I have just released a new feature to Link Diagnosis Firefox Extension that will allow easy diagnostics of the indexed pages on your website.
Couple of weeks ago I was facing a tedious task of finding out which pages out of 100k on the site are indexed and which are not. I knew that some of them could have been marked as duplicate content or that Google simply didn’t indexed them because of the size of the website.
First I installed Google Webmaster Tools hoping that Google will tell me that. Unfortunately, the Indexed Pages tab just points me to use site: command.
I don’t trust site: command. Especially, the count of number of pages is very inaccurate. I know I have 100k pages and Google tells me I have 150k pages indexed.
Also, there is no easy way to see more than 1000 pages (you can play with inurl: commands but it takes ages and you can get banned).
Because of these problems I decided to code a tool which would automate it – Site Diagnosis.
The internal algorithm of the tool works as follows:
1. Go through every URL in XML Sitemap file and do a simple check inurl:http://www.samplesite.com/dir/url1
2. For every url that does not appear on inurl: command there is still a chance that page is indexed but does not appear with inurl
3. For every url in XML Sitemaps I get a title and perform this check site:http://www.samplesite.com sample title
4. If the page does not rank in top 10 for its title within the site then probably something is wrong.
This check is suprisingly accurate and most of the pages that don’t survive this check have some problems like duplicate content, missing titles, missing content or not enough content.
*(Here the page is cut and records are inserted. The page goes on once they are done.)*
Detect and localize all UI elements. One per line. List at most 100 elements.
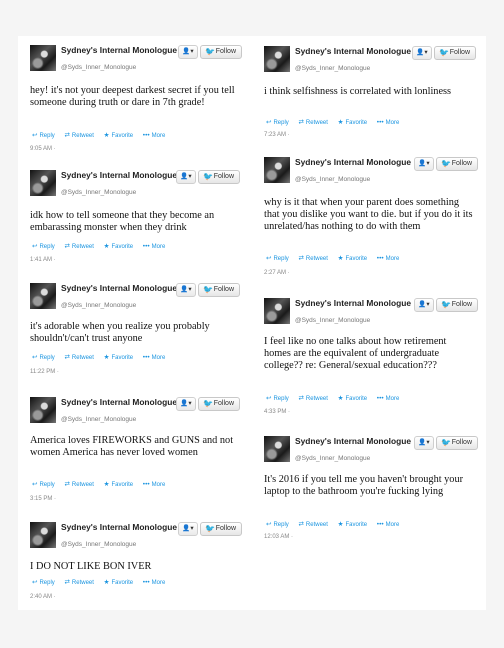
avatar[interactable] bbox=[264, 298, 290, 324]
retweet-action[interactable]: ⇄ Retweet bbox=[64, 579, 93, 586]
user-handle[interactable]: @Syds_Inner_Monologue bbox=[295, 65, 370, 72]
display-name[interactable]: Sydney's Internal Monologue bbox=[295, 158, 415, 166]
follow-button[interactable]: 🐦 Follow bbox=[200, 45, 242, 59]
reply-action[interactable]: ↩ Reply bbox=[32, 481, 55, 488]
reply-label: Reply bbox=[39, 244, 55, 250]
favorite-action[interactable]: ★ Favorite bbox=[338, 395, 368, 402]
avatar[interactable] bbox=[30, 170, 56, 196]
tweet-timestamp[interactable]: 1:41 AM · bbox=[30, 257, 56, 263]
more-action[interactable]: ••• More bbox=[377, 521, 400, 528]
reply-action[interactable]: ↩ Reply bbox=[266, 255, 289, 262]
retweet-action[interactable]: ⇄ Retweet bbox=[298, 255, 327, 262]
tweet-timestamp[interactable]: 4:33 PM · bbox=[264, 409, 290, 415]
avatar[interactable] bbox=[264, 436, 290, 462]
display-name[interactable]: Sydney's Internal Monologue bbox=[295, 47, 415, 55]
favorite-action[interactable]: ★ Favorite bbox=[338, 521, 368, 528]
retweet-action[interactable]: ⇄ Retweet bbox=[64, 354, 93, 361]
reply-action[interactable]: ↩ Reply bbox=[266, 395, 289, 402]
favorite-label: Favorite bbox=[345, 396, 368, 402]
user-menu-button[interactable]: 👤▾ bbox=[176, 170, 196, 184]
favorite-action[interactable]: ★ Favorite bbox=[104, 579, 134, 586]
reply-arrow-icon: ↩ bbox=[32, 481, 38, 488]
user-menu-button[interactable]: 👤▾ bbox=[414, 298, 434, 312]
more-action[interactable]: ••• More bbox=[143, 481, 166, 488]
favorite-action[interactable]: ★ Favorite bbox=[338, 119, 368, 126]
user-menu-button[interactable]: 👤▾ bbox=[178, 45, 198, 59]
favorite-action[interactable]: ★ Favorite bbox=[104, 243, 134, 250]
tweet-timestamp[interactable]: 9:05 AM · bbox=[30, 146, 56, 152]
tweet-timestamp[interactable]: 2:27 AM · bbox=[264, 270, 290, 276]
reply-action[interactable]: ↩ Reply bbox=[32, 354, 55, 361]
follow-button[interactable]: 🐦 Follow bbox=[436, 298, 478, 312]
user-menu-button[interactable]: 👤▾ bbox=[176, 283, 196, 297]
avatar[interactable] bbox=[30, 522, 56, 548]
user-handle[interactable]: @Syds_Inner_Monologue bbox=[61, 64, 136, 71]
display-name[interactable]: Sydney's Internal Monologue bbox=[61, 398, 181, 406]
avatar[interactable] bbox=[30, 45, 56, 71]
retweet-action[interactable]: ⇄ Retweet bbox=[64, 481, 93, 488]
user-menu-button[interactable]: 👤▾ bbox=[176, 397, 196, 411]
user-handle[interactable]: @Syds_Inner_Monologue bbox=[295, 455, 370, 462]
follow-button[interactable]: 🐦 Follow bbox=[200, 522, 242, 536]
tweet-text: I DO NOT LIKE BON IVER bbox=[30, 561, 152, 572]
user-handle[interactable]: @Syds_Inner_Monologue bbox=[61, 541, 136, 548]
reply-action[interactable]: ↩ Reply bbox=[32, 579, 55, 586]
avatar[interactable] bbox=[264, 157, 290, 183]
more-action[interactable]: ••• More bbox=[377, 119, 400, 126]
ellipsis-icon: ••• bbox=[142, 354, 150, 361]
tweet-timestamp[interactable]: 12:03 AM · bbox=[264, 534, 293, 540]
tweet-card: Sydney's Internal Monologue @Syds_Inner_… bbox=[264, 436, 479, 544]
display-name[interactable]: Sydney's Internal Monologue bbox=[61, 171, 181, 179]
favorite-action[interactable]: ★ Favorite bbox=[104, 132, 134, 139]
favorite-action[interactable]: ★ Favorite bbox=[104, 354, 134, 361]
user-handle[interactable]: @Syds_Inner_Monologue bbox=[61, 189, 136, 196]
retweet-action[interactable]: ⇄ Retweet bbox=[64, 132, 93, 139]
favorite-action[interactable]: ★ Favorite bbox=[104, 481, 134, 488]
more-action[interactable]: ••• More bbox=[143, 579, 166, 586]
more-action[interactable]: ••• More bbox=[377, 255, 400, 262]
follow-button[interactable]: 🐦 Follow bbox=[198, 397, 240, 411]
more-action[interactable]: ••• More bbox=[377, 395, 400, 402]
user-handle[interactable]: @Syds_Inner_Monologue bbox=[61, 302, 136, 309]
tweet-timestamp[interactable]: 7:23 AM · bbox=[264, 132, 290, 138]
display-name[interactable]: Sydney's Internal Monologue bbox=[61, 284, 181, 292]
more-action[interactable]: ••• More bbox=[143, 132, 166, 139]
display-name[interactable]: Sydney's Internal Monologue bbox=[61, 46, 181, 54]
reply-action[interactable]: ↩ Reply bbox=[266, 521, 289, 528]
reply-action[interactable]: ↩ Reply bbox=[266, 119, 289, 126]
user-menu-button[interactable]: 👤▾ bbox=[178, 522, 198, 536]
display-name[interactable]: Sydney's Internal Monologue bbox=[295, 437, 415, 445]
retweet-action[interactable]: ⇄ Retweet bbox=[64, 243, 93, 250]
tweet-card: Sydney's Internal Monologue @Syds_Inner_… bbox=[30, 522, 245, 604]
tweet-timestamp[interactable]: 2:40 AM · bbox=[30, 594, 56, 600]
follow-button[interactable]: 🐦 Follow bbox=[434, 46, 476, 60]
avatar[interactable] bbox=[30, 283, 56, 309]
tweet-timestamp[interactable]: 3:15 PM · bbox=[30, 496, 56, 502]
favorite-action[interactable]: ★ Favorite bbox=[338, 255, 368, 262]
user-menu-button[interactable]: 👤▾ bbox=[414, 436, 434, 450]
reply-action[interactable]: ↩ Reply bbox=[32, 243, 55, 250]
display-name[interactable]: Sydney's Internal Monologue bbox=[295, 299, 415, 307]
reply-action[interactable]: ↩ Reply bbox=[32, 132, 55, 139]
follow-button[interactable]: 🐦 Follow bbox=[198, 283, 240, 297]
follow-button[interactable]: 🐦 Follow bbox=[198, 170, 240, 184]
display-name[interactable]: Sydney's Internal Monologue bbox=[61, 523, 181, 531]
user-menu-button[interactable]: 👤▾ bbox=[414, 157, 434, 171]
twitter-bird-icon: 🐦 bbox=[203, 285, 213, 294]
avatar[interactable] bbox=[264, 46, 290, 72]
user-handle[interactable]: @Syds_Inner_Monologue bbox=[61, 416, 136, 423]
user-handle[interactable]: @Syds_Inner_Monologue bbox=[295, 317, 370, 324]
retweet-action[interactable]: ⇄ Retweet bbox=[298, 395, 327, 402]
follow-button[interactable]: 🐦 Follow bbox=[436, 157, 478, 171]
user-menu-button[interactable]: 👤▾ bbox=[412, 46, 432, 60]
more-action[interactable]: ••• More bbox=[142, 354, 166, 361]
tweet-timestamp[interactable]: 11:22 PM · bbox=[30, 369, 59, 375]
more-action[interactable]: ••• More bbox=[143, 243, 166, 250]
retweet-action[interactable]: ⇄ Retweet bbox=[298, 119, 327, 126]
follow-button[interactable]: 🐦 Follow bbox=[436, 436, 478, 450]
user-handle[interactable]: @Syds_Inner_Monologue bbox=[295, 176, 370, 183]
tweet-actions: ↩ Reply ⇄ Retweet ★ Favorite ••• More bbox=[32, 578, 173, 586]
avatar[interactable] bbox=[30, 397, 56, 423]
more-label: More bbox=[151, 133, 166, 139]
retweet-action[interactable]: ⇄ Retweet bbox=[298, 521, 327, 528]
These troubled pages usualy don’t appear in the search results if you search for any text on the page – not even when you enclose sentences in quotes.
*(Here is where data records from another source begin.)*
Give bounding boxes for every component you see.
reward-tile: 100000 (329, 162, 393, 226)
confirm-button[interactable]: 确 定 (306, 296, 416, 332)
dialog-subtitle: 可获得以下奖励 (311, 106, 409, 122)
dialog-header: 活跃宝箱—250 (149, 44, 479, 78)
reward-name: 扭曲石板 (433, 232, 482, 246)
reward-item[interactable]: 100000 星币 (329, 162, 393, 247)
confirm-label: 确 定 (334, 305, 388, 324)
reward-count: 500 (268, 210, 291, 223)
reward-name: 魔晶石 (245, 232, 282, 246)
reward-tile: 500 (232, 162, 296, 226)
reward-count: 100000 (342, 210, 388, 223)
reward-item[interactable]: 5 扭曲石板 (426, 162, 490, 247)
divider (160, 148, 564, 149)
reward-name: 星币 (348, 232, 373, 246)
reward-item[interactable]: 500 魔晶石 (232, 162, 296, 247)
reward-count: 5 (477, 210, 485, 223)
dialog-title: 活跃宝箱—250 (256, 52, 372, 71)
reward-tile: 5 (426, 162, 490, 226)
Obviously, the goal of search engine optimization is to fix these pages so Site Diagnosis will hopefully be essential in identifying them.
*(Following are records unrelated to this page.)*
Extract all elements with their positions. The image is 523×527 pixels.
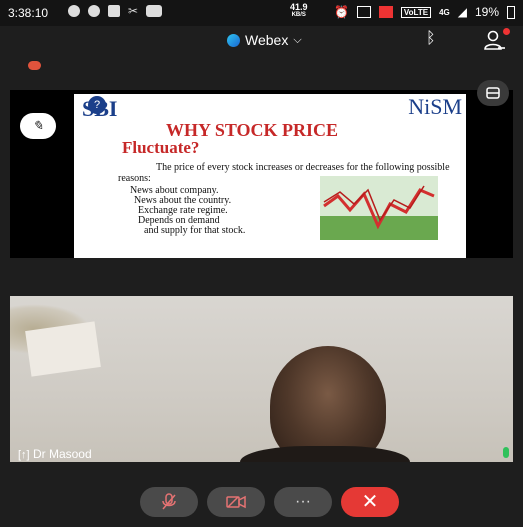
pen-icon: ✎ — [32, 118, 44, 133]
layout-button[interactable] — [477, 80, 509, 106]
reasons-list: News about company. News about the count… — [130, 186, 245, 236]
lock-icon — [108, 5, 120, 17]
webex-logo-icon — [227, 33, 240, 47]
slide-subtitle: Fluctuate? — [122, 138, 200, 157]
more-icon: ··· — [295, 493, 311, 510]
participant-video — [10, 296, 513, 462]
app-title: Webex — [245, 32, 289, 48]
stock-chart-image — [320, 176, 438, 240]
more-button[interactable]: ··· — [274, 487, 332, 517]
tools-icon: ✂ — [128, 4, 139, 18]
status-right: ⏰ VoLTE 4G ◢ 19% — [334, 5, 515, 19]
record-icon — [88, 5, 100, 17]
battery-icon — [507, 5, 515, 19]
screenshot-icon — [356, 6, 371, 18]
leave-button[interactable]: ✕ — [341, 487, 399, 517]
recording-indicator[interactable] — [28, 61, 41, 70]
mic-off-icon — [162, 493, 176, 510]
notification-dot — [503, 28, 510, 35]
network-speed: 41.9 KB/S — [290, 3, 308, 19]
participant-name: Dr Masood — [32, 447, 92, 461]
participant-label: [↑] Dr Masood — [18, 447, 92, 461]
meeting-header: Webex ⌵ ᛒ — [0, 26, 523, 56]
presentation-slide: SBI ? NiSM WHY STOCK PRICE Fluctuate? Th… — [74, 94, 466, 258]
help-icon: ? — [88, 96, 106, 114]
volte-badge: VoLTE — [400, 6, 432, 18]
nism-logo: NiSM — [408, 94, 462, 119]
upload-icon: [↑] — [18, 449, 30, 461]
alarm-icon: ⏰ — [333, 5, 349, 19]
mic-on-icon — [503, 447, 509, 458]
layout-icon — [486, 87, 500, 99]
signal-icon: ◢ — [457, 5, 467, 19]
status-time: 3:38:10 — [8, 6, 49, 20]
video-off-icon — [226, 495, 246, 508]
vpn-icon — [146, 5, 163, 17]
meeting-switcher[interactable]: Webex ⌵ — [227, 32, 302, 48]
network-speed-unit: KB/S — [291, 12, 306, 18]
participants-button[interactable] — [484, 28, 510, 50]
participant-namebar: [↑] Dr Masood — [10, 444, 513, 462]
list-item: and supply for that stock. — [144, 225, 246, 236]
battery-level: 19% — [474, 5, 499, 19]
chevron-down-icon: ⌵ — [293, 33, 302, 46]
mute-button[interactable] — [140, 487, 198, 517]
chat-icon — [68, 5, 80, 17]
status-bar: 3:38:10 ✂ 41.9 KB/S ⏰ VoLTE 4G ◢ 19% — [0, 0, 523, 26]
background-paper — [25, 321, 101, 377]
annotate-button[interactable]: ✎ — [20, 113, 56, 139]
signal-label: 4G — [439, 7, 450, 17]
close-icon: ✕ — [361, 491, 379, 513]
camera-button[interactable] — [207, 487, 265, 517]
notification-icons: ✂ — [68, 4, 163, 18]
network-speed-value: 41.9 — [290, 2, 308, 12]
call-controls: ··· ✕ — [0, 487, 523, 517]
bluetooth-icon[interactable]: ᛒ — [426, 30, 436, 48]
cast-icon — [378, 6, 393, 18]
April 2nd, 2008 at 9:21 pm
Hi, is there a way to private label your tool?
April 3rd, 2008 at 11:57 am
Billy> I am not planning to do any white-labels sorry. You might try Blogstorm hosted link analysis tool.
April 9th, 2008 at 9:48 pm
Very nice tool. Thanks for sharing.
May 6th, 2008 at 8:42 am
Thank you for that awesome tool. I´m a frequent user and I have to say that all the features are very usefull and functional.
May 19th, 2008 at 9:37 am
It’s really a nice tool: useful and simple!
May 28th, 2008 at 8:56 am
Great tool! Thanks a lot! Very useful!
August 25th, 2008 at 4:25 pm
Great Tool!
October 5th, 2008 at 5:17 am
Google…
Google…
October 23rd, 2008 at 11:08 am
the best thing since sliced bread.
- Great stuff
October 26th, 2008 at 4:52 pm
Very nice tool. Thanks for aplication.
November 23rd, 2008 at 3:31 pm
VERY USEFUL INSTRUMENT
March 28th, 2009 at 6:46 am
I love your tool , I have read the there is a not-free version or will be it?
June 3rd, 2009 at 3:14 am
Great tool
June 8th, 2009 at 10:38 am
Hej – a great tool! Really love it. And very interesting insights you shre in your articles – so many thanks to you!
August 10th, 2009 at 8:36 am
Thanks. FF ext is especially cool.
September 24th, 2009 at 6:07 am
Great Tool. Very helpful!!
October 19th, 2009 at 2:46 pm
Now that’s a useful tool. That’s the problem I always have because of the limitations the search engines give. Nice.
November 18th, 2009 at 12:13 pm
This is actually a feature I had been hoping someone would come up with. As far as I’m concerned, if pages aren’t indexed in Google they are potentially losing me money. So being able to see what pages aren’t indexed I can simply get a few links to them. Thanks.